How Trump used his final days to put to death the most federal prisoners since the 1880s

The number of federal death sentences carried out under Trump since 2020 is more than in the previous 56 years combined, reducing the number of prisoners on federal death row by nearly a quarter. 

It’s likely none of the around 50 remaining men will be executed anytime soon, with Biden signaling he’ll end federal executions.

The only woman on death row, Lisa Montgomery, was executed Wednesday for killing a pregnant woman, then cutting the baby out of her womb and claiming it as her own. She was the first woman executed in nearly 70 years.

Federal executions began as the coronavirus pandemic raged through prisons nationwide. Among those prisoners who got COVID-19 last month were Higgs and former drug trafficker Corey Johnson, who was executed Thursday. 

Some members of the execution teams have also previously tested positive for the virus.

Not since the waning days of Grover Cleveland’s presidency in the late 1800s has the U.S. government executed federal inmates during a presidential transition, according to the Death Penalty Information Center. 

Cleveland´s was also the last presidency during which the number of civilians executed federally was in the double digits in one year, 1896, during Cleveland´s second term.

The Trump administration has paid private executioners in cash and bought drugs from a secret pharmacy as part of a rush to execute federal prisoners, court documents obtained by ProPublica reveal. 

The court records, were reported in December, shed light on how the Trump administration is hurrying to use its final days to execute the federal inmates. 

Among the details included in court records are that private executioners have been paid in cash, drugs have been purchased from a pharmacy that failed quality tests and that executions have moved ahead in the middle of the night.

It is not clear why private contractors were hired to carry out the executions.

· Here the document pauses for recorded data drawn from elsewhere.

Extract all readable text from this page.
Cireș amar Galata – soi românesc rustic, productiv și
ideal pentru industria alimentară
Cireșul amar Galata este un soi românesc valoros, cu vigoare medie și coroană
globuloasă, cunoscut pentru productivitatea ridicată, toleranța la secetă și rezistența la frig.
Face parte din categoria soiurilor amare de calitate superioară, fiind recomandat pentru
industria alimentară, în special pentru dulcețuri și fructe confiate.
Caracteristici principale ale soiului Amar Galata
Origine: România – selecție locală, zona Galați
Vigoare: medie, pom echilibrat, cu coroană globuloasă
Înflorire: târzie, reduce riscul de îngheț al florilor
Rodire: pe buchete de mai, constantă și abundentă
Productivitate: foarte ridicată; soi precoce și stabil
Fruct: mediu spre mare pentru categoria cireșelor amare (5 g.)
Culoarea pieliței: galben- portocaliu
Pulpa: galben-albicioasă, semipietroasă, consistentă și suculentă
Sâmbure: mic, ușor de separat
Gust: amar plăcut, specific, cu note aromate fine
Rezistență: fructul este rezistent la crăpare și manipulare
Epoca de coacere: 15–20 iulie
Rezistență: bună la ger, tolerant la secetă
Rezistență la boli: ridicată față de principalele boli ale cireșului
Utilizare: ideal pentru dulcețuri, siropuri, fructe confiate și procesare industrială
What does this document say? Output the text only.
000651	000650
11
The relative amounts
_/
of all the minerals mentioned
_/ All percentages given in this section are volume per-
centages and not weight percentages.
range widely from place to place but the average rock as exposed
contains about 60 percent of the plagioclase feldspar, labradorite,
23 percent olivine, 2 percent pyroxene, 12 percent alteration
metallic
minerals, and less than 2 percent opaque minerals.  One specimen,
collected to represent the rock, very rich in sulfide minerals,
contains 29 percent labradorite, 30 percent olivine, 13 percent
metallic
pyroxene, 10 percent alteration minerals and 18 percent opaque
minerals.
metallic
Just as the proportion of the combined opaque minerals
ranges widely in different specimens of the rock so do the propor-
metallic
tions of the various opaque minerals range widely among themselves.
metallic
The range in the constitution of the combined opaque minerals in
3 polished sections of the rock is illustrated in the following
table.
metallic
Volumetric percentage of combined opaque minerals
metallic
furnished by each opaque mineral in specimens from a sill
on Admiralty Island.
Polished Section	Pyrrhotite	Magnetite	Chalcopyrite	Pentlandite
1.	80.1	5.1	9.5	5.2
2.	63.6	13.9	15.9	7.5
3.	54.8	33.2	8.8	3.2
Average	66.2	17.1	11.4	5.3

A Bureau of Prisons lawyer was quoted in a deposition saying: ‘If we didn’t pay them in cash they probably wouldn’t participate’. 

One execution has gone ahead while an appeal was still pending.

Authorities also left Daniel Lewis Lee, who was the first federal inmate executed in July, strapped to a gurney while lawyers tried to remove a Supreme Court order, the court documents show. 

He was executed as soon as the government lawyers wiped out the legal obstacle. 

‘Today, Lee finally faced the justice he deserved,’ Barr said in a statement at the time. 

The White House has not commented on ProPublica’s report regarding the rush to execute the inmates. 

In a statement, the Justice Department said: ‘Seeking the death penalty and carrying out capital sentences is not a political issue, nor have political considerations influenced the department’s decisions. 

‘The death penalty is a law enforcement and public safety issue, and the department is obligated to carry forward these sentences regardless of who is the president or the attorney general.’